Like the single scroll example, reset the toggle by reading $2002 if it is in an unknown state. Also, you may omit the second write to $2005 if you do not need to flip the toggle back to one. If making multiple X splits

To avoid visual glitching when x is updated, the first $2005 write should be made during hblank. When perfect timing cannot be guaranteed, it is often considered acceptable to perform it somewhere near the end of the scanline, leaving a short glitch on the right side of the screen.

split X/Y scroll

To split both the X and Y scroll on a scanline, we must perform four writes to $2006 and $2005 alternately in order to completely reload v. Without the second write to $2006, only the horizontal portion of v will loaded from t at the end of the scanline. By writing twice to $2006, the second write causes an immediate full reload of v from t, allowing you to update the vertical scroll in the middle of the screen.

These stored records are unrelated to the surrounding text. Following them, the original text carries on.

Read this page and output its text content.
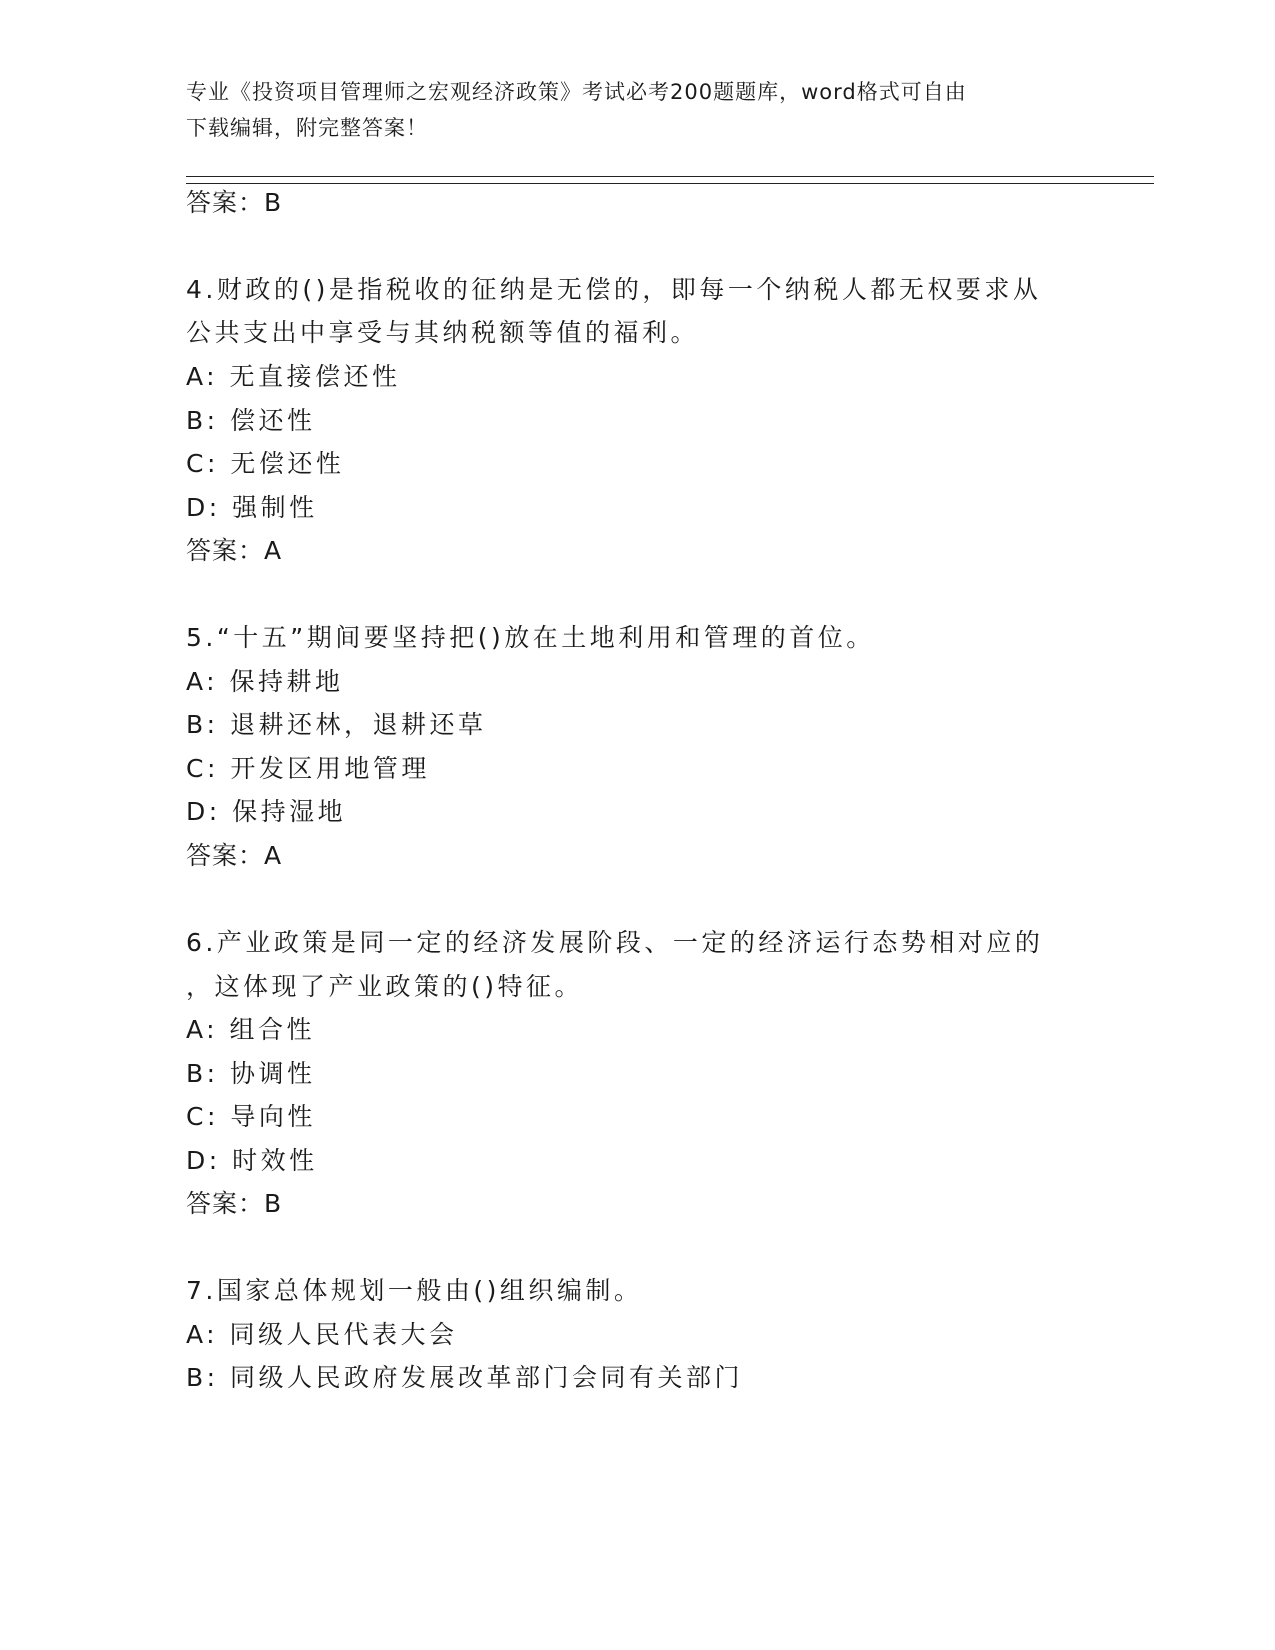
专业《投资项目管理师之宏观经济政策》考试必考200题题库，word格式可自由
下载编辑，附完整答案！

答案：B

4.财政的()是指税收的征纳是无偿的，即每一个纳税人都无权要求从

公共支出中享受与其纳税额等值的福利。

A: 无直接偿还性

B: 偿还性

C: 无偿还性

D: 强制性

答案：A

5.“十五”期间要坚持把()放在土地利用和管理的首位。

A: 保持耕地

B: 退耕还林，退耕还草

C: 开发区用地管理

D: 保持湿地

答案：A

6.产业政策是同一定的经济发展阶段、一定的经济运行态势相对应的

，这体现了产业政策的()特征。

A: 组合性

B: 协调性

C: 导向性

D: 时效性

答案：B

7.国家总体规划一般由()组织编制。

A: 同级人民代表大会

B: 同级人民政府发展改革部门会同有关部门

This is based on Drag's example on the nesdev forum where writes to PPU registers are done in the order of $2006, $2005, $2005, $2006. This order of writes is important, understanding that the write toggle for $2005 is shared with $2006. As always, if the state of the toggle is unknown before beginning, read $2002 to reset it.

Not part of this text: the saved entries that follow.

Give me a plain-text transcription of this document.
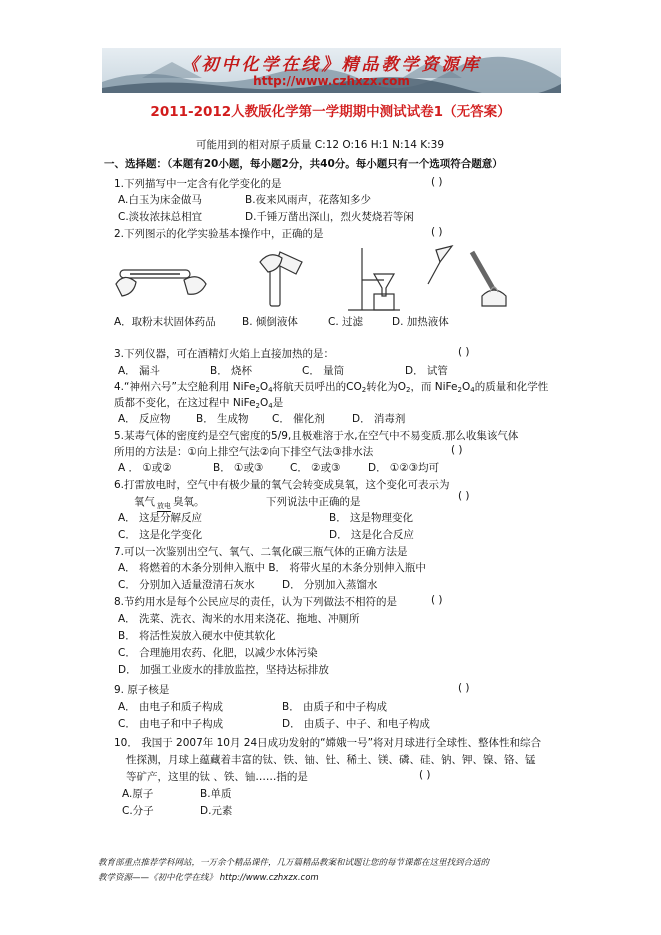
《初中化学在线》精品教学资源库
http://www.czhxzx.com
2011-2012人教版化学第一学期期中测试试卷1（无答案）
可能用到的相对原子质量 C:12 O:16 H:1 N:14 K:39
一、选择题：（本题有20小题，每小题2分，共40分。每小题只有一个选项符合题意）
1.下列描写中一定含有化学变化的是	( )
A.白玉为床金做马	B.夜来风雨声，花落知多少
C.淡妆浓抹总相宜	D.千锤万凿出深山，烈火焚烧若等闲
2.下列图示的化学实验基本操作中，正确的是	( )
A．取粉末状固体药品	B. 倾倒液体	C. 过滤	D. 加热液体
3.下列仪器，可在酒精灯火焰上直接加热的是：	( )
A． 漏斗	B． 烧杯	C． 量筒	D． 试管
4.“神州六号”太空舱利用 $NiFe_2O_4$将航天员呼出的$CO_2$转化为$O_2$，而 $NiFe_2O_4$的质量和化学性
质都不变化，在这过程中 $NiFe_2O_4$是
A． 反应物 B． 生成物 C． 催化剂	D． 消毒剂
5.某毒气体的密度约是空气密度的5/9,且极难溶于水,在空气中不易变质.那么收集该气体
所用的方法是：①向上排空气法②向下排空气法③排水法	( )
A ． ①或②	B． ①或③	C． ②或③	D． ①②③均可
6.打雷放电时，空气中有极少量的氧气会转变成臭氧，这个变化可表示为
( )
氧气 放电 臭氧。	下列说法中正确的是
A． 这是分解反应	B． 这是物理变化
C． 这是化学变化	D． 这是化合反应
7.可以一次鉴别出空气、氧气、二氧化碳三瓶气体的正确方法是
A． 将燃着的木条分别伸入瓶中 B． 将带火星的木条分别伸入瓶中
C． 分别加入适量澄清石灰水	D． 分别加入蒸馏水
8.节约用水是每个公民应尽的责任，认为下列做法不相符的是	( )
A． 洗菜、洗衣、淘米的水用来浇花、拖地、冲厕所
B． 将活性炭放入硬水中使其软化
C． 合理施用农药、化肥，以减少水体污染
D． 加强工业废水的排放监控，坚持达标排放
9. 原子核是	( )
A． 由电子和质子构成	B． 由质子和中子构成
C． 由电子和中子构成	D． 由质子、中子、和电子构成
10． 我国于 2007年 10月 24日成功发射的“嫦娥一号”将对月球进行全球性、整体性和综合
性探测，月球上蕴藏着丰富的钛、铁、铀、钍、稀土、镁、磷、硅、钠、钾、镍、铬、锰
等矿产，这里的钛 、铁、铀……指的是	( )
A.原子	B.单质
C.分子	D.元素
教育部重点推荐学科网站，一万余个精品课件，几万篇精品教案和试题让您的每节课都在这里找到合适的
教学资源——《初中化学在线》 http://www.czhxzx.com
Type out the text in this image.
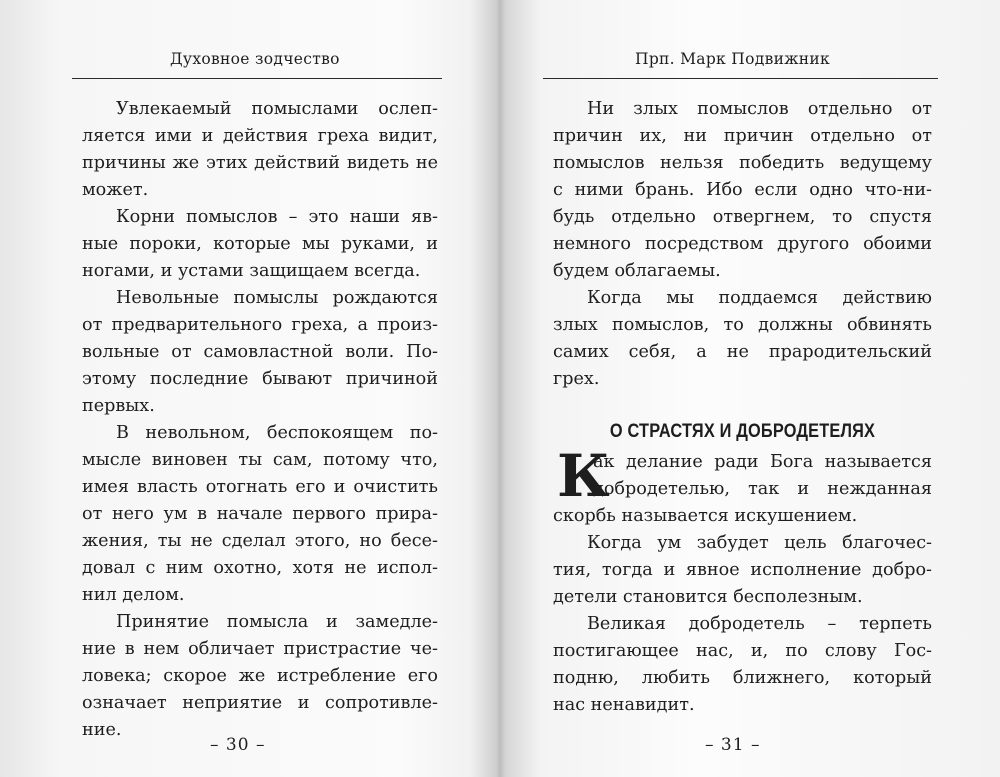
Духовное зодчество
Увлекаемый помыслами ослеп-
ляется ими и действия греха видит,
причины же этих действий видеть не
может.
Корни помыслов – это наши яв-
ные пороки, которые мы руками, и
ногами, и устами защищаем всегда.
Невольные помыслы рождаются
от предварительного греха, а произ-
вольные от самовластной воли. По-
этому последние бывают причиной
первых.
В невольном, беспокоящем по-
мысле виновен ты сам, потому что,
имея власть отогнать его и очистить
от него ум в начале первого прира-
жения, ты не сделал этого, но бесе-
довал с ним охотно, хотя не испол-
нил делом.
Принятие помысла и замедле-
ние в нем обличает пристрастие че-
ловека; скорое же истребление его
означает неприятие и сопротивле-
ние.
– 30 –
Прп. Марк Подвижник
Ни злых помыслов отдельно от
причин их, ни причин отдельно от
помыслов нельзя победить ведущему
с ними брань. Ибо если одно что-ни-
будь отдельно отвергнем, то спустя
немного посредством другого обоими
будем облагаемы.
Когда мы поддаемся действию
злых помыслов, то должны обвинять
самих себя, а не прародительский
грех.
О СТРАСТЯХ И ДОБРОДЕТЕЛЯХ
К
ак делание ради Бога называется
добродетелью, так и нежданная
скорбь называется искушением.
Когда ум забудет цель благочес-
тия, тогда и явное исполнение добро-
детели становится бесполезным.
Великая добродетель – терпеть
постигающее нас, и, по слову Гос-
подню, любить ближнего, который
нас ненавидит.
– 31 –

In this example we will perform two writes to each of $2005 and $2006. We will set the X scroll (X), Y scroll (Y), and nametable select (N) by writes to $2005 and $2006. This diagram shows where each value fits into the four register writes.

N: %01
X: %01111101 = $7D
Y: %00111110 = $3E
$2005.1 = X                                                          = %01111101 = $7D
$2005.2 = Y                                                          = %00111110 = $3E
$2006.1 = ((Y & %11000000) >> 6) | ((Y & %00000011) << 4) | (n << 2) = %00010100 = $14
$2006.2 = ((X & %11111000) >> 3) | ((Y & %00111000) << 2)            = %11101111 = $EF

However, since there is a great deal of overlap between the data sent to $2005 and $2006, only the last write to any particular bit of t matters. This makes the first write to $2006 mostly redundant, we can simplify its setup significantly:

$2006.2 = n << 2                                                     = %00000100 = $04

There are other redundancies in the writes to $2005, but since it is likely the original X and Y values already calculated, these can be left as an exercise for the reader.

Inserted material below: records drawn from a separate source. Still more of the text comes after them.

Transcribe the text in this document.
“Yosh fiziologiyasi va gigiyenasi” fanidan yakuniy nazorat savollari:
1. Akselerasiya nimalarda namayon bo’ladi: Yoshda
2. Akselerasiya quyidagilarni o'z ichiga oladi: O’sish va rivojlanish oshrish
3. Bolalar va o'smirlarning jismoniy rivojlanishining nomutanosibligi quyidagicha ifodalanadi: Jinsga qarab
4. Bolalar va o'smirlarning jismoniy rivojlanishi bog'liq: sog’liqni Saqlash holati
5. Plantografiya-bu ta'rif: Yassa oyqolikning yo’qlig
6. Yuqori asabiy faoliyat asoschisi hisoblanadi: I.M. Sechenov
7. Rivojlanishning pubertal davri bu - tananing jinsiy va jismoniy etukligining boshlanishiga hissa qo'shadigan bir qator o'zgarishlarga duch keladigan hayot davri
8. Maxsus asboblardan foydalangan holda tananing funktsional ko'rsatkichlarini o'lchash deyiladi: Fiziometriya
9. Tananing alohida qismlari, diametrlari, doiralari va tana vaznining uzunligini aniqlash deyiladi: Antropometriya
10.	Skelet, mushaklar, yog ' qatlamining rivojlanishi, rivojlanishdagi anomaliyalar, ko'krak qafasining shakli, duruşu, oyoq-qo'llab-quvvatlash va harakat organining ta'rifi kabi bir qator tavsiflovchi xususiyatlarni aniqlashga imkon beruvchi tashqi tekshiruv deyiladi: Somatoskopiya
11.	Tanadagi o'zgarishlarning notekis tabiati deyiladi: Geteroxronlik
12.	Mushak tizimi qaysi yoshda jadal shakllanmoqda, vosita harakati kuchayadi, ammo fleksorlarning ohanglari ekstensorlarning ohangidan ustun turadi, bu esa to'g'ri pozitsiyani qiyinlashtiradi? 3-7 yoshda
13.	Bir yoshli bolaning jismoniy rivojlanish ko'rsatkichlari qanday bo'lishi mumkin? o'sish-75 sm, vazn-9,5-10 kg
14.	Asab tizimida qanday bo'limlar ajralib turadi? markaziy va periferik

Before Instructions After Notes
t v x t v x
....... ........ ....... ........ ... LDA #$04 (%00000100)
STA $2006
0000100 ........ ....... ........ ... Bit 14 of t set to zero
0000100 ........ ....... ........ ... LDA #$3E (%00111110)
STA $2005
1100100 111..... ....... ........ ... Behaviour of 2nd $2005 write
1100100 111..... ....... ........ ... LDA #$7D (%01111101)
STA $2005
1100100 11101111 ....... ........ 101 Behaviour of 1st $2005 write
1100100 11101111 ....... ........ 101 LDA #$EF (%11101111)
STA $2006
1100100 11101111 1100100 11101111 101 After t is updated, contents of t copied into v

The perfect time to perform the last two writes is during hblank. This is because x and v are immediately changed by these writes and will cause a visual glitch if they are performed in the middle of the scanline. As before, where perfect timing is not available it is generally considered acceptable to perform it a bit before the end of the scanline, leaving a short glitch on the right hand side of the screen.